A-theory: Toward a Quantum-physics-friendly Ontology of Free Will  Thomas Brophy (Integral Health And Sciences, California Institute for Human Science, Encinitas, CA )   C14

Scientific theories of consciousness traditionally held as axiomatic a notion that the physical universe is causally closed (e.g. Brophy 2017 TSC, San Diego). That axiom obviously restricts theories of consciousness to a domain where physically causal free will is impossible. However, the consensus of modern physics is causal closure is not necessarily entailed in the foundations of modern physics (e.g Rosenblum and Kuttener Quantum Enigma: Physics Encounters Consciousness, 2011; and Brophy 2018 TSC Tucson). This release from causal closure of the physical liberates us to consider theories of consciousness that entail the possibility of free will. Textbook quantum mechanics involves two fundamental processes: a time evolution process wherein quantum states evolve according to the deterministic Schrodinger equation; and a nondeterministic state reduction process, "collapse". A fundamental postulate of quantum mechanics, the Born Rule, is the quantum state wave function represents the probability distribution of the state reduction result. All empirical observables, anything that actually happens physically are post-collapse, because observation (or knowledge itself) definitely reduces the quantum state.

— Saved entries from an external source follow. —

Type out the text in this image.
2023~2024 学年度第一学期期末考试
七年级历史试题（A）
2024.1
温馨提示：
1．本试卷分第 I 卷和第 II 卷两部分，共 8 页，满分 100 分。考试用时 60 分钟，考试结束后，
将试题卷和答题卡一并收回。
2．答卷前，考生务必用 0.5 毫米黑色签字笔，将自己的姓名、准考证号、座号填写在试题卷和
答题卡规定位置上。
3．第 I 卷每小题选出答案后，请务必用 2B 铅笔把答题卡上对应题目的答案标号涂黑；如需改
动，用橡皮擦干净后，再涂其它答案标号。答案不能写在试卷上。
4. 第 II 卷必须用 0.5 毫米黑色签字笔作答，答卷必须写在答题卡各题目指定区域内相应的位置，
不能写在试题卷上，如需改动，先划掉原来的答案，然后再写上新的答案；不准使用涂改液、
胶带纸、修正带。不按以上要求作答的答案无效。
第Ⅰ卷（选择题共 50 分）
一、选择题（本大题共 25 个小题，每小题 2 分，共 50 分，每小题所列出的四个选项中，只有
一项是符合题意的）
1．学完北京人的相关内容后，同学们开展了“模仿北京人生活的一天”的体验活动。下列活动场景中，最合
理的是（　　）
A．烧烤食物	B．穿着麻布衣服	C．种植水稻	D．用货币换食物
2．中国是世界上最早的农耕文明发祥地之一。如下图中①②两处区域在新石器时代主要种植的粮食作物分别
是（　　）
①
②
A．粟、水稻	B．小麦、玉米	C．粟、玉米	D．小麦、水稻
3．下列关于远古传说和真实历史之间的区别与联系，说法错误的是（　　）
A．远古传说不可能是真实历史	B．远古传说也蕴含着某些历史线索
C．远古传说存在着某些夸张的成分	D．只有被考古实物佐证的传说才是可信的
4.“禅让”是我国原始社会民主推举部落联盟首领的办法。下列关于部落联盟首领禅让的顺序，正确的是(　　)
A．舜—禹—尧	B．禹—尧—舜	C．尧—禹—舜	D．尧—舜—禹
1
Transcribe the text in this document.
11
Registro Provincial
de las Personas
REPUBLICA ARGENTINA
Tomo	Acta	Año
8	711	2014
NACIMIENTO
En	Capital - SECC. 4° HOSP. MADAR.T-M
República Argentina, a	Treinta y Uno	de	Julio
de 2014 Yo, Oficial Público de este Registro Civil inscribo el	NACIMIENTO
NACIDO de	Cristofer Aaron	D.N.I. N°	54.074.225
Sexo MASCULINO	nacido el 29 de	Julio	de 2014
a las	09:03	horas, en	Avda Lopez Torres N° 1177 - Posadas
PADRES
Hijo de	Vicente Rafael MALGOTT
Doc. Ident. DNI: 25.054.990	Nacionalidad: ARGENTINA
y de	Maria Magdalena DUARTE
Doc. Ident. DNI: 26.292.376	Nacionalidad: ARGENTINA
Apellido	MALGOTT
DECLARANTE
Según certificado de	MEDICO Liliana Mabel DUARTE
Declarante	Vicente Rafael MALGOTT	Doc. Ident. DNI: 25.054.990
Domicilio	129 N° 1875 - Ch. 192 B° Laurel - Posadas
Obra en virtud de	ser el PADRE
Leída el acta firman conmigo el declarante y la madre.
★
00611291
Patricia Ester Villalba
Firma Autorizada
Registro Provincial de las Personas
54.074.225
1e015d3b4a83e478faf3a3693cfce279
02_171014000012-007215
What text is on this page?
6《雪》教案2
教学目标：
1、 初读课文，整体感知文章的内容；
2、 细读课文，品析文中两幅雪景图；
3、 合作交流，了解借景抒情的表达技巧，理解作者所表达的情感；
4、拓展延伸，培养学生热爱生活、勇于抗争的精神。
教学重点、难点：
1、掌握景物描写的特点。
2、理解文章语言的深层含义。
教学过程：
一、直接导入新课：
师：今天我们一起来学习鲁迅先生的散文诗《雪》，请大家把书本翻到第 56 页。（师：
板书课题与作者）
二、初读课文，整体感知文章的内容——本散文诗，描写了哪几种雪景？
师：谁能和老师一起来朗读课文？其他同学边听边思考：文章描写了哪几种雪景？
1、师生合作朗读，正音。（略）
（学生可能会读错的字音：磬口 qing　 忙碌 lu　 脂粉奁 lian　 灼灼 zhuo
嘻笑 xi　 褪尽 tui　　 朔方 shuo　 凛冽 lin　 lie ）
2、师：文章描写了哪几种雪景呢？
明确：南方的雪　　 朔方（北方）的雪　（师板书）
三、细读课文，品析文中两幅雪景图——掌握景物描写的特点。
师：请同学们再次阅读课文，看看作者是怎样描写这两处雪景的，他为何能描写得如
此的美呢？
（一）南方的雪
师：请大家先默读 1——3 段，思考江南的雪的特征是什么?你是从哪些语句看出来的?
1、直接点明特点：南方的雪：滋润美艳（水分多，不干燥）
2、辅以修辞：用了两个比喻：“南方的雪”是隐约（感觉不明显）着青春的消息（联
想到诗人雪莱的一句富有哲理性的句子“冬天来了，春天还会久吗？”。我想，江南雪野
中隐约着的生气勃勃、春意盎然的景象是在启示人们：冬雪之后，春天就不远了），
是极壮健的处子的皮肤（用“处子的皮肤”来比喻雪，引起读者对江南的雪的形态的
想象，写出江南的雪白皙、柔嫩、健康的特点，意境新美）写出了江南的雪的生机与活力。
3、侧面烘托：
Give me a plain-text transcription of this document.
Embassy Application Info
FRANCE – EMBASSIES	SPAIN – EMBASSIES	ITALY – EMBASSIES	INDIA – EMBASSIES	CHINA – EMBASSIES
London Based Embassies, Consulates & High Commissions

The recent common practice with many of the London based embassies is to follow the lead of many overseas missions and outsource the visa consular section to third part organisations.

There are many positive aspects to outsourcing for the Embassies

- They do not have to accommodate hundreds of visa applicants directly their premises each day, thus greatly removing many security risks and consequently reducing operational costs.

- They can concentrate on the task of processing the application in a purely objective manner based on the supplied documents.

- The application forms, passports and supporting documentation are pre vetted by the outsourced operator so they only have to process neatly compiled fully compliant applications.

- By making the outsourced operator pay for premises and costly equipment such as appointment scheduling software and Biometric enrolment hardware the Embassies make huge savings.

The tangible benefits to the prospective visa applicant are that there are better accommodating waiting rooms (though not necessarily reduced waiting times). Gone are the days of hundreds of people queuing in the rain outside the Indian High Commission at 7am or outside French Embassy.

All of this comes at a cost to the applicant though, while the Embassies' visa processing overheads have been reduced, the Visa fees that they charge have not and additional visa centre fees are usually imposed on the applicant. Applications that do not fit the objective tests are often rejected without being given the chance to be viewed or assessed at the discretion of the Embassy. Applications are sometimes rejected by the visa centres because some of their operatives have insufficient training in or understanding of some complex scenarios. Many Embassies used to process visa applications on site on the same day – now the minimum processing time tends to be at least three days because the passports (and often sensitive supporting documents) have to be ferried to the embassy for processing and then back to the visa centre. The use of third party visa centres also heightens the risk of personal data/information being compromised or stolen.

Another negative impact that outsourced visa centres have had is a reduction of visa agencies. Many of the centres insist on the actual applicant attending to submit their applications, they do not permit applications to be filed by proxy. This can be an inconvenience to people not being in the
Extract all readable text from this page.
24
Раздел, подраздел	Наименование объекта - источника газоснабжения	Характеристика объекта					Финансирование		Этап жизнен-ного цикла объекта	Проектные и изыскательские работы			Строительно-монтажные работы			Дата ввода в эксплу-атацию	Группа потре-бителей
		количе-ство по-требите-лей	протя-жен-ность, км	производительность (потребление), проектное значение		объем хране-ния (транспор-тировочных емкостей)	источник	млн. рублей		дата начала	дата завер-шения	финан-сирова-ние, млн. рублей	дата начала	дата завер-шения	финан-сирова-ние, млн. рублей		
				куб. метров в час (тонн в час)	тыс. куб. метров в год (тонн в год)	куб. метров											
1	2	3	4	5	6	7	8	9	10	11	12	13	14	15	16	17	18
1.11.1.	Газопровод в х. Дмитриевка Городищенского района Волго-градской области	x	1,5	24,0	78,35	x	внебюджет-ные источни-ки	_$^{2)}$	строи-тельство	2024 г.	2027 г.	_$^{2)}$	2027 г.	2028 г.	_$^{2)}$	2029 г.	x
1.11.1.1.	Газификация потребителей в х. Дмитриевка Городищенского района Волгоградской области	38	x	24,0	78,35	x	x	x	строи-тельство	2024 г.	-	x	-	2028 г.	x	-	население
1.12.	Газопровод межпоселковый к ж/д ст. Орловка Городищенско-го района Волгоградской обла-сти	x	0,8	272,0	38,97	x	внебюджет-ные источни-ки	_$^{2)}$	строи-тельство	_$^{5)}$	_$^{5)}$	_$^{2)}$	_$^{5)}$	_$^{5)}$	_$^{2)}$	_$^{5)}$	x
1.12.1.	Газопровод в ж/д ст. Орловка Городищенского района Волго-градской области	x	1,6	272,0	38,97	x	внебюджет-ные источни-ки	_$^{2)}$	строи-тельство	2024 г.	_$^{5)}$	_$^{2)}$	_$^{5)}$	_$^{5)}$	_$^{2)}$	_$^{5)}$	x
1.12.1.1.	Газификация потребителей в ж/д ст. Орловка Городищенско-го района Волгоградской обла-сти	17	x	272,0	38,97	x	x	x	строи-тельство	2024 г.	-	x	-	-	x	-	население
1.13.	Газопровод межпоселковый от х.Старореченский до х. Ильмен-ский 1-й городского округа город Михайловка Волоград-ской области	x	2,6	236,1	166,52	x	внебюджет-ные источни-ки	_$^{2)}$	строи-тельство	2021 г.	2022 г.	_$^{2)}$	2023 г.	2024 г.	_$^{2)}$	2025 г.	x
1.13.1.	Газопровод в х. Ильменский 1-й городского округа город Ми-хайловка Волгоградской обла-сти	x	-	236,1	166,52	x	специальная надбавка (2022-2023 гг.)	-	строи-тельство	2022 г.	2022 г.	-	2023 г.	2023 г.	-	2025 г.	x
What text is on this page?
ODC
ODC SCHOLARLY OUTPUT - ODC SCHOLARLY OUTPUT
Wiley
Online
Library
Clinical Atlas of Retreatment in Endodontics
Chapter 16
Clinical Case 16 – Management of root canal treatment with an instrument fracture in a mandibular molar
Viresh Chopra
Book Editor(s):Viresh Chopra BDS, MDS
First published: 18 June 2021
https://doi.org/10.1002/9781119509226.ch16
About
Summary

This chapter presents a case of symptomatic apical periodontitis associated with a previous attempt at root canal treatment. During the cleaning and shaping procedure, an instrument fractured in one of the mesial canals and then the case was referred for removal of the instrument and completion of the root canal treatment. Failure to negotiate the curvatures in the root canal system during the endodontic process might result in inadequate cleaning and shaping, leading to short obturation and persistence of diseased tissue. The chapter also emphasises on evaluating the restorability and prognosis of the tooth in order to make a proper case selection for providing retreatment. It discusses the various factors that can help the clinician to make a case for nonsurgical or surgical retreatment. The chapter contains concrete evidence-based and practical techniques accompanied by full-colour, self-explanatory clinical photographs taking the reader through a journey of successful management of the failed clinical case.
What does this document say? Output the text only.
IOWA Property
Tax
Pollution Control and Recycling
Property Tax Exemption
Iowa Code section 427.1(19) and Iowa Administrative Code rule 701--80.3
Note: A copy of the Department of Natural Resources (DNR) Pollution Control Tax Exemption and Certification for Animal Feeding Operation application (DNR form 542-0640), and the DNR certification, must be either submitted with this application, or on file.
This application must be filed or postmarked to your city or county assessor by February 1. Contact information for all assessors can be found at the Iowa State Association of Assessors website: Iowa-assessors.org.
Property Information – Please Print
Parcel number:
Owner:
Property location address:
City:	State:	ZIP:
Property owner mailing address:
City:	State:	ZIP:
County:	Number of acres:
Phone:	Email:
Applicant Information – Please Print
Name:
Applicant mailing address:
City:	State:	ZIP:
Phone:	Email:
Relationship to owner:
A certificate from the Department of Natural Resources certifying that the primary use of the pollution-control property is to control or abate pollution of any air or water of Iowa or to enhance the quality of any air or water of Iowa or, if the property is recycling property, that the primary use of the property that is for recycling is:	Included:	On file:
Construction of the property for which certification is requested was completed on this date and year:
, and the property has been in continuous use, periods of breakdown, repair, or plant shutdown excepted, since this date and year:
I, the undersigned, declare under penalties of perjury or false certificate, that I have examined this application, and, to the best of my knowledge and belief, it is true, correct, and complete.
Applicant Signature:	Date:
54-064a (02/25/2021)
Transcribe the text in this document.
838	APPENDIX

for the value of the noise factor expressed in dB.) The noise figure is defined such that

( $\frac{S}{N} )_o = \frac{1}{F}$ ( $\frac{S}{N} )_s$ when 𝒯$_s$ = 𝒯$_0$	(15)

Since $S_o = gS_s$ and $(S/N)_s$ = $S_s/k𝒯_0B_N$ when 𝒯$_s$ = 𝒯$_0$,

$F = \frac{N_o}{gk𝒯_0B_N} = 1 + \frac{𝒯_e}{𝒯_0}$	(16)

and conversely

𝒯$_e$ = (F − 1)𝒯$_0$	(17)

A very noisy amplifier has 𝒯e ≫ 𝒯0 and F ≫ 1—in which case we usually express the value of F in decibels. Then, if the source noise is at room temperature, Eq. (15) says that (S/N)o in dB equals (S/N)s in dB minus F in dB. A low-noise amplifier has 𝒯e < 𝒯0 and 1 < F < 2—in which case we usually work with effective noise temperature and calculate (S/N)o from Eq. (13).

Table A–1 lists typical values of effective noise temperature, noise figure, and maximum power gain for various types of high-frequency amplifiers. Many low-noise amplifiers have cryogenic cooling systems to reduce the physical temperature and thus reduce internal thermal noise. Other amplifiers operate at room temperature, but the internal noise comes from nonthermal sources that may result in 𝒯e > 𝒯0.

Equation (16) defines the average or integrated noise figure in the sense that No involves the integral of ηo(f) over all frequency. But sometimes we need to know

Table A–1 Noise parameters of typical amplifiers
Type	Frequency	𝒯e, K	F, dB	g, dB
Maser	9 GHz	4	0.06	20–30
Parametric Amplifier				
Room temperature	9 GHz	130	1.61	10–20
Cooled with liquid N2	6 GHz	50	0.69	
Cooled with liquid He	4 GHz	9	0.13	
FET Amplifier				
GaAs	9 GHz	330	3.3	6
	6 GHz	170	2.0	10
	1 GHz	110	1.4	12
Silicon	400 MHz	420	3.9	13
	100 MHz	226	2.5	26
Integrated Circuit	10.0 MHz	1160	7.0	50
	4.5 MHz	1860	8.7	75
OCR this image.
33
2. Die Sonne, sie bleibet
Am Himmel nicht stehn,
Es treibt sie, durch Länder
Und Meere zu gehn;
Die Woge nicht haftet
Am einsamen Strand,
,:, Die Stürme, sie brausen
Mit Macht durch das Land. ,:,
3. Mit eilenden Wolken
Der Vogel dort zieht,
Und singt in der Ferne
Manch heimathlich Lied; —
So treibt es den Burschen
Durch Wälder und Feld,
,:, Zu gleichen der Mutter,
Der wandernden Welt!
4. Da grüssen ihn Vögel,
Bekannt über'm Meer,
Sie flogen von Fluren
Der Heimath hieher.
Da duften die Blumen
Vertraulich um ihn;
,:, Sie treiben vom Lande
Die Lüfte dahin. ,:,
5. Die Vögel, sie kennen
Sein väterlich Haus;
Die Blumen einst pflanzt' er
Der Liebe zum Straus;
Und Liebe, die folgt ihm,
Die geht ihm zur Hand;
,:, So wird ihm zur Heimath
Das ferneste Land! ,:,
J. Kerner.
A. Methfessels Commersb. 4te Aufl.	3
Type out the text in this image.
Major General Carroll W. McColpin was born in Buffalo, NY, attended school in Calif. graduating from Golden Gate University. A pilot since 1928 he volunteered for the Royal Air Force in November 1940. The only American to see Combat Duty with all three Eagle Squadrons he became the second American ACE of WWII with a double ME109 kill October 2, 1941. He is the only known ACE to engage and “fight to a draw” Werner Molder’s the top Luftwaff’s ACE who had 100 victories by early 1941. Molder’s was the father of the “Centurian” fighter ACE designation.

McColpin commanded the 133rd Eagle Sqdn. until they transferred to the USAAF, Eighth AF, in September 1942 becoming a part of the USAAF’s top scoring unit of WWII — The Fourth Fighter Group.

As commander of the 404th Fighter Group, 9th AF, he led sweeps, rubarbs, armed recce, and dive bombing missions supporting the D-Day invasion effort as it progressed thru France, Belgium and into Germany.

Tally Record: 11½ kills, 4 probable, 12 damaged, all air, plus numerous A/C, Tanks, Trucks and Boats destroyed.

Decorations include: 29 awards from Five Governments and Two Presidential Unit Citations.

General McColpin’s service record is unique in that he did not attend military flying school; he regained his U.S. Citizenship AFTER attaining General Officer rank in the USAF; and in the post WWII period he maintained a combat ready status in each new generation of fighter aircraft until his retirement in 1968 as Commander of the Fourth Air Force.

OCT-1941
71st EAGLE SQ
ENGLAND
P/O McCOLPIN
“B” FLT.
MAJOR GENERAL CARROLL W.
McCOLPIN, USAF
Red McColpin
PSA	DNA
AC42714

This paper continues the development of an event-based theory of consciousness called A-theory ("Actual theory") in which free will processes operating in a domain of consciousness enact physical events via the state reduction process. A-theory is contrasted with other quantum-collapse-related theories of consciousness: M property theory (e.g. Kelvin McQueen and David Chalmers) where a M-property triggers collapse; Orch OR theory (e.g. Stuart Hameroff and Roger Penrose) in which Platonic ideals guide the collapse result; GRW theories in which the Born Rule is an approximation to a more detailed theory. Given that Bell's Theorem and The Strong Free Will Theorem (Conway and Kochen, 2008) prove the state reduction process is necessarily non-algorithmic, a lemma to the possibility of free will, methods toward formalizing A-theory as a mechanism of free will are explored. Implications for experimental tests of A-theory are also considered.